Otro ejemplo, sería la famosa anécdota de Diógenes de Sínope, el filósofo de la Secta del Perro, los Cínicos, discípulos “menores” de Sócrates. Cuenta el otro Diógenes, el historiador de la filosofía griega, Diógenes Laercio, que el primero se hallaba tomando el sol tranquilamente y que Alejandro Magno, el hombre más poderoso de la Tierra en aquellos momentos, le buscó y le ofreció incorporarlo a la corte, con pompa, honores, poder y riquezas. A lo cual, como es bien conocido, el excéntrico sabio le pidió que lo único que deseaba y le rogaba era que se apartara para que él pudiera seguir tomando el sol. Que le dejara, en definitiva, ser. Seguramente, muchos hoy estén completamente ciegos a la elevación que al tomar las riendas de la propia existencia invocaba y realizaba el viejo Diógenes, y a que esta grandeza es, propiamente, lo único que justifica y dota de su precario sentido a la existencia, pero justo Diógenes no obraba afirmando los antivalores que predominaban en su mundo social y, diríamos, en toda la historia de Occidente hasta su ocaso neoliberal en la actualidad. Expresó en su ethosla necesidad de situarse en un elevado afuera para vivir en la esencial libertad del tener que hacerse propio de los hombres.
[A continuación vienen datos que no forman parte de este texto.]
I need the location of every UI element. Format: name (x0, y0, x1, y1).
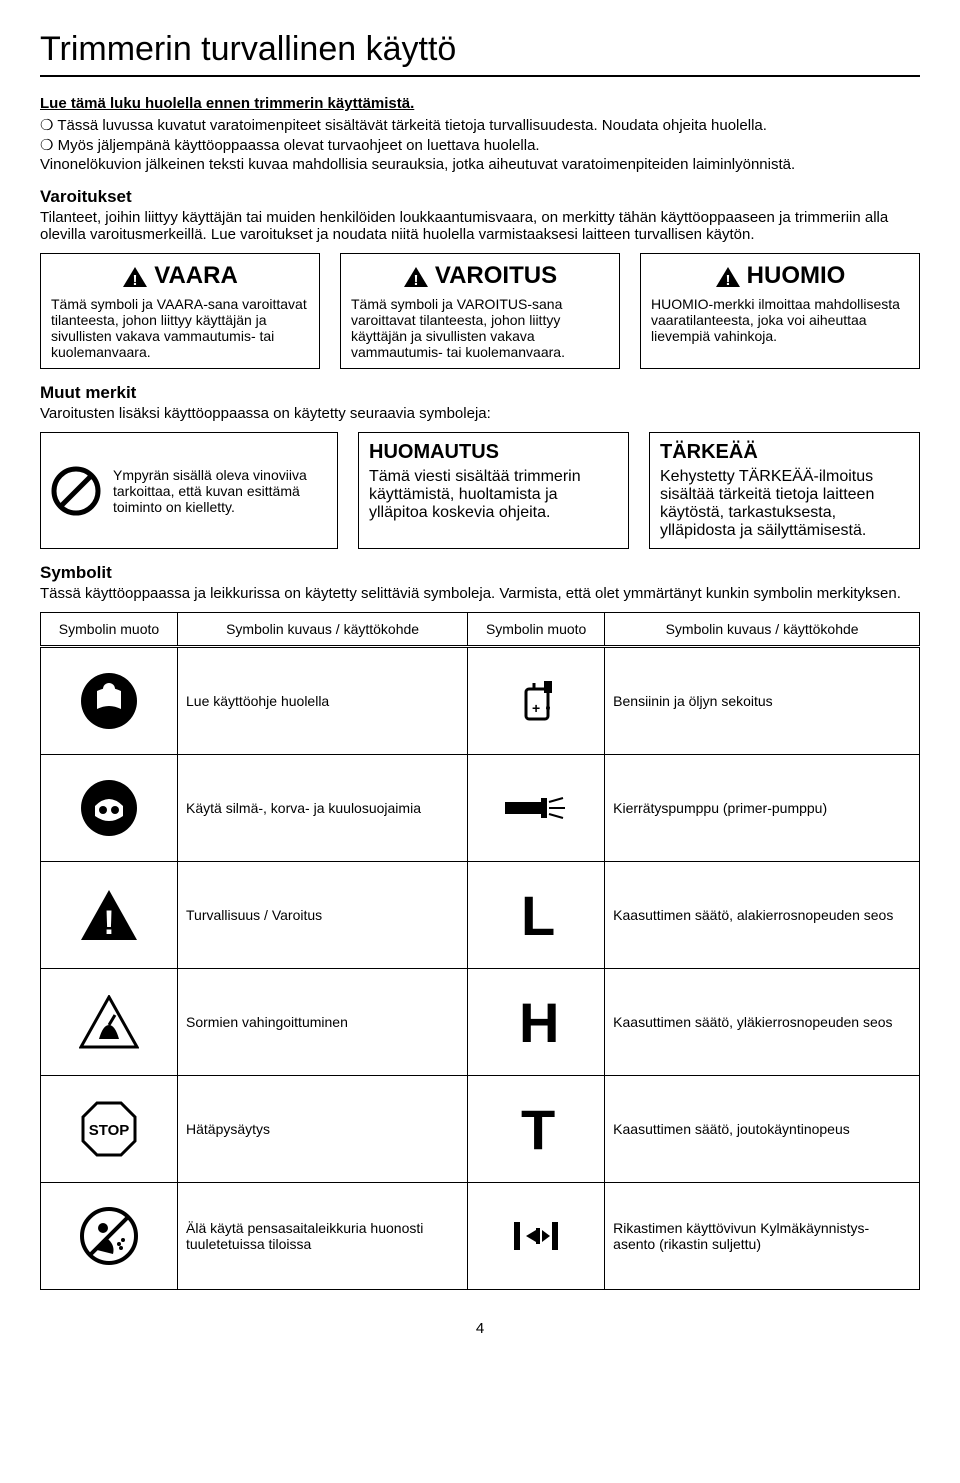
table-cell: Hätäpysäytys (178, 1076, 468, 1183)
col-desc-2: Symbolin kuvaus / käyttökohde (605, 613, 920, 647)
varoitukset-body: Tilanteet, joihin liittyy käyttäjän tai … (40, 209, 920, 243)
table-cell: Kaasuttimen säätö, alakierrosnopeuden se… (605, 862, 920, 969)
svg-text:+: + (532, 700, 540, 716)
table-cell: Sormien vahingoittuminen (178, 969, 468, 1076)
table-row: Sormien vahingoittuminen H Kaasuttimen s… (41, 969, 920, 1076)
warnbox-vaara: ! VAARA Tämä symboli ja VAARA-sana varoi… (40, 253, 320, 369)
letter-l-icon: L (468, 862, 605, 969)
tarkeaa-head: TÄRKEÄÄ (660, 441, 909, 464)
svg-text:L: L (521, 885, 555, 945)
table-cell: Älä käytä pensasaitaleikkuria huonosti t… (178, 1183, 468, 1290)
muut-sub: Varoitusten lisäksi käyttöoppaassa on kä… (40, 405, 920, 422)
warning-triangle-icon: ! (403, 266, 429, 288)
col-shape-1: Symbolin muoto (41, 613, 178, 647)
primer-pump-icon (468, 755, 605, 862)
table-cell: Kaasuttimen säätö, yläkierrosnopeuden se… (605, 969, 920, 1076)
table-cell: Rikastimen käyttövivun Kylmäkäynnistys-a… (605, 1183, 920, 1290)
huomautus-box: HUOMAUTUS Tämä viesti sisältää trimmerin… (358, 432, 629, 549)
table-cell: Bensiinin ja öljyn sekoitus (605, 647, 920, 755)
symbols-table: Symbolin muoto Symbolin kuvaus / käyttök… (40, 612, 920, 1290)
svg-text:!: ! (413, 272, 418, 288)
tarkeaa-box: TÄRKEÄÄ Kehystetty TÄRKEÄÄ-ilmoitus sisä… (649, 432, 920, 549)
warnbox-vaara-body: Tämä symboli ja VAARA-sana varoittavat t… (51, 296, 309, 360)
safety-warning-icon: ! (41, 862, 178, 969)
svg-text:H: H (519, 992, 559, 1052)
warnbox-huomio: ! HUOMIO HUOMIO-merkki ilmoittaa mahdoll… (640, 253, 920, 369)
intro-bullet-1: Tässä luvussa kuvatut varatoimenpiteet s… (40, 116, 920, 134)
svg-text:!: ! (725, 272, 730, 288)
svg-text:STOP: STOP (89, 1122, 130, 1139)
warning-triangle-icon: ! (122, 266, 148, 288)
table-row: Lue käyttöohje huolella + Bensiinin ja ö… (41, 647, 920, 755)
muut-row: Ympyrän sisällä oleva vinoviiva tarkoitt… (40, 432, 920, 549)
warnbox-varoitus-body: Tämä symboli ja VAROITUS-sana varoittava… (351, 296, 609, 360)
warning-triangle-icon: ! (715, 266, 741, 288)
svg-text:T: T (521, 1099, 555, 1159)
title-underline (40, 75, 920, 77)
finger-hazard-icon (41, 969, 178, 1076)
table-cell: Kierrätyspumppu (primer-pumppu) (605, 755, 920, 862)
intro-tail: Vinonelökuvion jälkeinen teksti kuvaa ma… (40, 156, 920, 173)
table-row: ! Turvallisuus / Varoitus L Kaasuttimen … (41, 862, 920, 969)
huomautus-head: HUOMAUTUS (369, 441, 618, 464)
symbolit-title: Symbolit (40, 563, 920, 583)
table-row: Käytä silmä-, korva- ja kuulosuojaimia K… (41, 755, 920, 862)
table-cell: Lue käyttöohje huolella (178, 647, 468, 755)
varoitukset-title: Varoitukset (40, 187, 920, 207)
table-cell: Käytä silmä-, korva- ja kuulosuojaimia (178, 755, 468, 862)
table-cell: Kaasuttimen säätö, joutokäyntinopeus (605, 1076, 920, 1183)
col-shape-2: Symbolin muoto (468, 613, 605, 647)
col-desc-1: Symbolin kuvaus / käyttökohde (178, 613, 468, 647)
intro-lead: Lue tämä luku huolella ennen trimmerin k… (40, 95, 920, 112)
warnbox-varoitus: ! VAROITUS Tämä symboli ja VAROITUS-sana… (340, 253, 620, 369)
table-row: Älä käytä pensasaitaleikkuria huonosti t… (41, 1183, 920, 1290)
stop-icon: STOP (41, 1076, 178, 1183)
page-number: 4 (40, 1320, 920, 1337)
prohibit-text: Ympyrän sisällä oleva vinoviiva tarkoitt… (113, 467, 329, 515)
fuel-mix-icon: + (468, 647, 605, 755)
warnbox-huomio-body: HUOMIO-merkki ilmoittaa mahdollisesta va… (651, 296, 909, 344)
no-indoor-use-icon (41, 1183, 178, 1290)
prohibit-box: Ympyrän sisällä oleva vinoviiva tarkoitt… (40, 432, 338, 549)
ppe-icon (41, 755, 178, 862)
letter-h-icon: H (468, 969, 605, 1076)
letter-t-icon: T (468, 1076, 605, 1183)
read-manual-icon (41, 647, 178, 755)
choke-closed-icon (468, 1183, 605, 1290)
warning-boxes-row: ! VAARA Tämä symboli ja VAARA-sana varoi… (40, 253, 920, 369)
table-row: STOP Hätäpysäytys T Kaasuttimen säätö, j… (41, 1076, 920, 1183)
huomautus-body: Tämä viesti sisältää trimmerin käyttämis… (369, 468, 618, 522)
symbolit-sub: Tässä käyttöoppaassa ja leikkurissa on k… (40, 585, 920, 602)
warnbox-vaara-head: ! VAARA (51, 262, 309, 290)
prohibit-icon (49, 464, 103, 518)
intro-bullet-2: Myös jäljempänä käyttöoppaassa olevat tu… (40, 136, 920, 154)
warnbox-huomio-head: ! HUOMIO (651, 262, 909, 290)
muut-title: Muut merkit (40, 383, 920, 403)
warnbox-varoitus-head: ! VAROITUS (351, 262, 609, 290)
tarkeaa-body: Kehystetty TÄRKEÄÄ-ilmoitus sisältää tär… (660, 468, 909, 540)
svg-text:!: ! (133, 272, 138, 288)
table-cell: Turvallisuus / Varoitus (178, 862, 468, 969)
page-title: Trimmerin turvallinen käyttö (40, 30, 920, 69)
svg-text:!: ! (103, 904, 114, 942)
Afirmó y ejemplificó, encarnándolo en su vida, este ideal o valor, que, en aquellos momentos, lo hizo eterno, filósofo y hombre.
Podía extenderme, pero creo que para quien esté abierto y receptivo a la encarnación de esta grandeza vitalizante es suficiente. Quien no, persistirá en su vida antifilosófica, arrastrado y esclavo, como decía Séneca, de sus pasiones. Es esta filosofía viva que llamamos Ética la que, de este modo, podemos ir desarrollando, en lo que se refiere a este blog, en sucesivos escritos y que puede aportarnos una clave importante para plantear la educación y salvar a la pedagogía de su caída. Una caída que, lejos de miradas ancladas en la idea de progreso, el profesor Luis Sáez ha expuesto en su libro del modo que hemos intentado parafrasear y que alcanza gravemente a nuestra civilización. Él la sitúa en lo cultural, que refleja la conexión del hombre con su physis, en la rigidez asfixiante de un mundo social condenado a la repetición pautada de sí mismo, a confundir excelencia con imitación de prototipos finitos despojados de todo infinito, que ha perdido su nervio para dar razones y confiar en la argumentación sin perder ni siquiera en ello una cierta distancia irónica y la superación de las formas estratégicas de la razón. Un dar razones y buscar, como personas y como civilización, que precisa además del heroísmo socrático de una vida y cultura inspiradas, creativas, valientes y capaces de poner por encima de todo el ideal de la “verdad” aun habiendo perdido toda la fe en los antiguos dioses y en el carácter divino de la propia verdad.
Bibliografía citada y utilizada:Sáez, L. (2015). El ocaso de Occidente. Barcelona: Herder.